Gabriella shook her son roughly. He was usually hard to awaken but his hazel eyes popped open instantly and he looked up confused.

“Mom, wha—?”

“Get up, we’re leaving.”

She threw back the covers and yanked the boy to a sitting position. She’d carry him if she could, but he was too big for that now. The golden retriever at the foot of Ty’s bed had gotten to his feet as soon as she lurched into the room, panting and dripping, and stood beside her now, wagging his tail.

“Where are we go—?”

“Just come on!”

The boy picked up his glasses from the bedside table and fumbled them onto his face, then looked at the floor in a daze, searching for his slippers. She grabbed his arm and pulled him to his feet. “No time for shoes. Let’s
go!”

She heard movement behind her and the overhead light flicked on, momentarily blinding her. She turned in slow motion to face the man standing in the doorway, then grunted in relief, took two steps and slapped the light switch back off.

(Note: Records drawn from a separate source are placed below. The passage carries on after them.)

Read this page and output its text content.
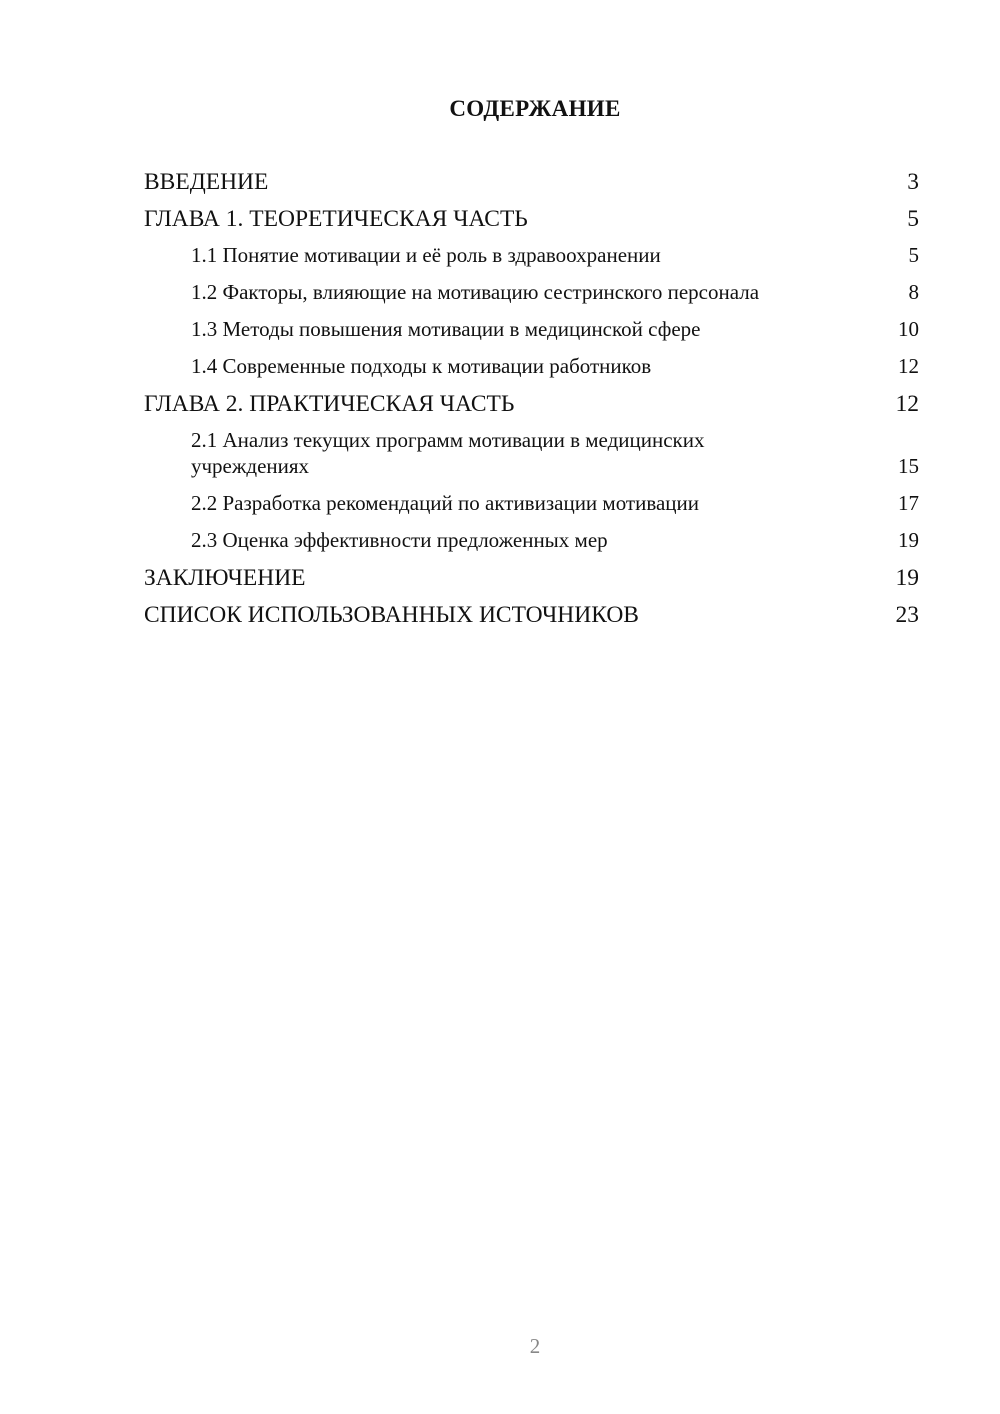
СОДЕРЖАНИЕ
ВВЕДЕНИЕ	3
ГЛАВА 1. ТЕОРЕТИЧЕСКАЯ ЧАСТЬ	5
1.1 Понятие мотивации и её роль в здравоохранении	5
1.2 Факторы, влияющие на мотивацию сестринского персонала	8
1.3 Методы повышения мотивации в медицинской сфере	10
1.4 Современные подходы к мотивации работников	12
ГЛАВА 2. ПРАКТИЧЕСКАЯ ЧАСТЬ	12
2.1 Анализ текущих программ мотивации в медицинских учреждениях	15
2.2 Разработка рекомендаций по активизации мотивации	17
2.3 Оценка эффективности предложенных мер	19
ЗАКЛЮЧЕНИЕ	19
СПИСОК ИСПОЛЬЗОВАННЫХ ИСТОЧНИКОВ	23
2
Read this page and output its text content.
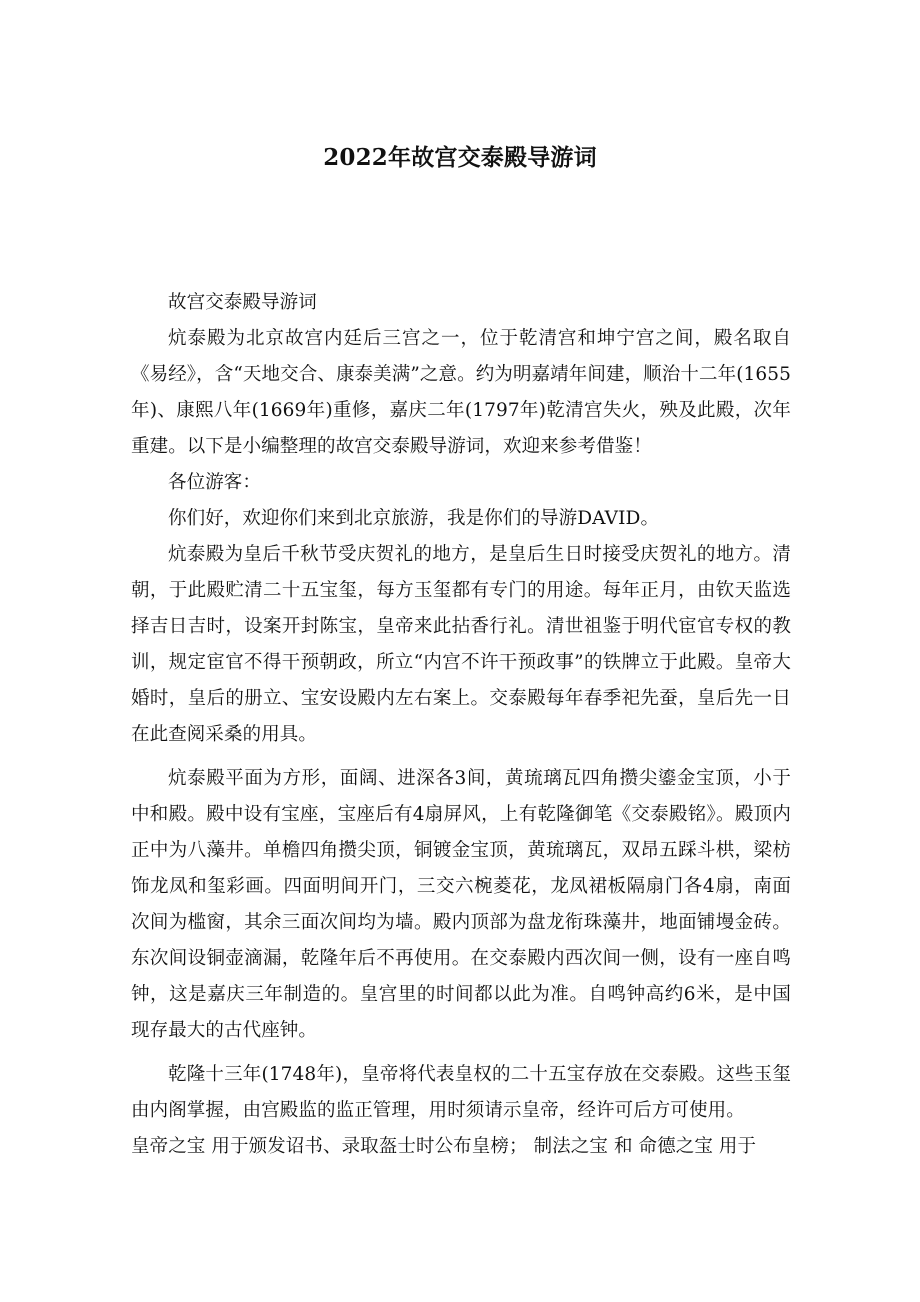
2022年故宫交泰殿导游词

故宫交泰殿导游词

炕泰殿为北京故宫内廷后三宫之一，位于乾清宫和坤宁宫之间，殿名取自《易经》，含“天地交合、康泰美满”之意。约为明嘉靖年间建，顺治十二年(1655年)、康熙八年(1669年)重修，嘉庆二年(1797年)乾清宫失火，殃及此殿，次年重建。以下是小编整理的故宫交泰殿导游词，欢迎来参考借鉴！

各位游客：

你们好，欢迎你们来到北京旅游，我是你们的导游DAVID。

炕泰殿为皇后千秋节受庆贺礼的地方，是皇后生日时接受庆贺礼的地方。清朝，于此殿贮清二十五宝玺，每方玉玺都有专门的用途。每年正月，由钦天监选择吉日吉时，设案开封陈宝，皇帝来此拈香行礼。清世祖鉴于明代宦官专权的教训，规定宦官不得干预朝政，所立“内宫不许干预政事”的铁牌立于此殿。皇帝大婚时，皇后的册立、宝安设殿内左右案上。交泰殿每年春季祀先蚕，皇后先一日在此查阅采桑的用具。

炕泰殿平面为方形，面阔、进深各3间，黄琉璃瓦四角攒尖鎏金宝顶，小于中和殿。殿中设有宝座，宝座后有4扇屏风，上有乾隆御笔《交泰殿铭》。殿顶内正中为八藻井。单檐四角攒尖顶，铜镀金宝顶，黄琉璃瓦，双昂五踩斗栱，梁枋饰龙凤和玺彩画。四面明间开门，三交六椀菱花，龙凤裙板隔扇门各4扇，南面次间为槛窗，其余三面次间均为墙。殿内顶部为盘龙衔珠藻井，地面铺墁金砖。东次间设铜壶滴漏，乾隆年后不再使用。在交泰殿内西次间一侧，设有一座自鸣钟，这是嘉庆三年制造的。皇宫里的时间都以此为准。自鸣钟高约6米，是中国现存最大的古代座钟。

乾隆十三年(1748年)，皇帝将代表皇权的二十五宝存放在交泰殿。这些玉玺由内阁掌握，由宫殿监的监正管理，用时须请示皇帝，经许可后方可使用。

皇帝之宝 用于颁发诏书、录取盔士时公布皇榜； 制法之宝 和 命德之宝 用于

“What in the world—?” Theo began.

In the brief splash of light Gabriella had seen the shock on the old black man’s face. She must look a fright. Her hair plastered to her skull, her nightgown soaked and ripped—she’d caught it on something as she climbed off the sun porch roof—with blood dripping from her ear. The bandage had slipped off during her nightmare flight across the yard, her white gown glowing like the tail of a comet in the flashes of lightning, so bright she feared the light would shine in the upstairs windows and Yesheb would see.

“Ty and I have to get out of here.” She moved to drag the still sleepy child around him, but the old man stood firm, blocking the door.

“You not gone run outta here in the middle of the night ’less you tell me what—”

“There’s a man in the house,” she said. “A … stalker.”

“A what?”

“A
stalker!”

“How’d he get past that guard, that rent-a-cop Ridley?”

Gabriella had hired Thomas Ridley after the police refused to listen to any more of her complaints that she was being watched. She didn’t have time now to tell Theo about the bloody dagger.